L’auto-réglementation avant tout
Rien n’indique que la Commission soit disposée à intervenir. Interrogé en août par un eurodéputé inquiet du faible prix du sucre, le Commissaire européen à l’Agriculture, Phil Hogan, lui avait répondu que la situation n’était pas complètement inattendue : « À ce stade précoce de la transition vers un contexte marqué par la suppression des quotas, la Commission estime qu’il n’est pas approprié d’adopter des mesures relatives au marché ». M. Hogan avait ajouté que « toute intervention à ce stade enverrait un mauvais signal au secteur et affaiblirait considérablement l’incitation à l’auto-réglementation ».

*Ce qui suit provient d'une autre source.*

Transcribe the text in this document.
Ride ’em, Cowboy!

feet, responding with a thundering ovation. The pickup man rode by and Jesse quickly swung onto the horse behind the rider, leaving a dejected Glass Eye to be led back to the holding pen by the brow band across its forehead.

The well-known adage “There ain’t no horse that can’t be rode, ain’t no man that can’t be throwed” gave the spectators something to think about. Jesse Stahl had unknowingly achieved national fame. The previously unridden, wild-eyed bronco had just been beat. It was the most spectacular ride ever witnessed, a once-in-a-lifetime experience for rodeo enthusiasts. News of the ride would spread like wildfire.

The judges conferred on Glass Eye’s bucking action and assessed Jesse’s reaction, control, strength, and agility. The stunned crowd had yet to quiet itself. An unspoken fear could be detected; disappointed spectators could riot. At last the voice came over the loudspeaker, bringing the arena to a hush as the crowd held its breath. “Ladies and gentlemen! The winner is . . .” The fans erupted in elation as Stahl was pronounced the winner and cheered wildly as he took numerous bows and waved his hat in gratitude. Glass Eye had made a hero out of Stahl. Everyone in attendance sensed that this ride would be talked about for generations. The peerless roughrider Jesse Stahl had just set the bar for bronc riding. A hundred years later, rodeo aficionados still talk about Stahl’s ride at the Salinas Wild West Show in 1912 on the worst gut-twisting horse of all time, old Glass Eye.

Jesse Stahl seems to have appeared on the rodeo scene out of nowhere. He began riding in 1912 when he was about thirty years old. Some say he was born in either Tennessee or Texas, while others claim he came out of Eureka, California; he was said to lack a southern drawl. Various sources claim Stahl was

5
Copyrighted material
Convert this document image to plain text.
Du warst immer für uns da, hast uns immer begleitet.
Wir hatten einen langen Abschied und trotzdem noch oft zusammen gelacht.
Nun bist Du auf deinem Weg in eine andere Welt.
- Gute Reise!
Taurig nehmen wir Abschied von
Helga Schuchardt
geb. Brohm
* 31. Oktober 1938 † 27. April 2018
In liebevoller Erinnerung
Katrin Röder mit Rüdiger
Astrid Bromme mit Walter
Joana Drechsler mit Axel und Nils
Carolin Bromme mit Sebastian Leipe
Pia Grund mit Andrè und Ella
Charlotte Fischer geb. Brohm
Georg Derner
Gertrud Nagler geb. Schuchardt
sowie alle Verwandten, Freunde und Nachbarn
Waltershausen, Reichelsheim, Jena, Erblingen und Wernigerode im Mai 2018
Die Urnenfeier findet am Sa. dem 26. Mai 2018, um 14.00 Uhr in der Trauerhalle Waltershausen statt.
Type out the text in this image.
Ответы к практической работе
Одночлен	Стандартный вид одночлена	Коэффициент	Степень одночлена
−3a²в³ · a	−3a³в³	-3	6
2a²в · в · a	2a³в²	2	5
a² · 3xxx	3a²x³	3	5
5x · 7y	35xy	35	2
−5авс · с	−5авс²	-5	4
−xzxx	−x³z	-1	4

Mme Ribera a déclaré que ses membres « réfléchissaient à la façon de faire face à ces questions » sans enfreindre les dispositions du droit communautaire de la concurrence. « Nous ne pouvons pas examiner en interne comment contrôler l’offre entre concurrents », a-t-elle ajouté.
Préoccupations liées à la santé
Le secteur du sucre européen s’attend également à faire face à un autre problème, à savoir que les Européens commencent à consommer moins de sucre et à le remplacer par d’autres édulcorants. « Les consommateurs, par exemple, sont de plus en plus préoccupés par la teneur en sucre des aliments, en raison des taux élevés d’obésité dans les pays développés et des problèmes de santé qui peuvent en résulter, comme le diabète, les maladies cardiaques et le cancer », a indiqué la Commission dans son rapport sur les perspectives agricoles pour 2017-2030 .
La Commission a déclaré qu’elle prévoyait une réduction de la consommation totale de sucre dans l’UE de l’ordre de cinq pour cent d’ici à 2030. Elle s’attend également à ce que la consommation mondiale continue d’augmenter, particulièrement en Inde, en Chine et au Pakistan, mais ces marchés sont trop éloignés pour que les producteurs européens puissent les concurrencer. Selon la directrice générale du CEFS, Mme Ribera, il est « très difficile de prévoir » ce qui arrivera au cours des prochaines années. « La Commission essaie de faire des prédictions avec ses perspectives, mais celles-ci s’avèrent toujours erronées », a-t-elle conclu.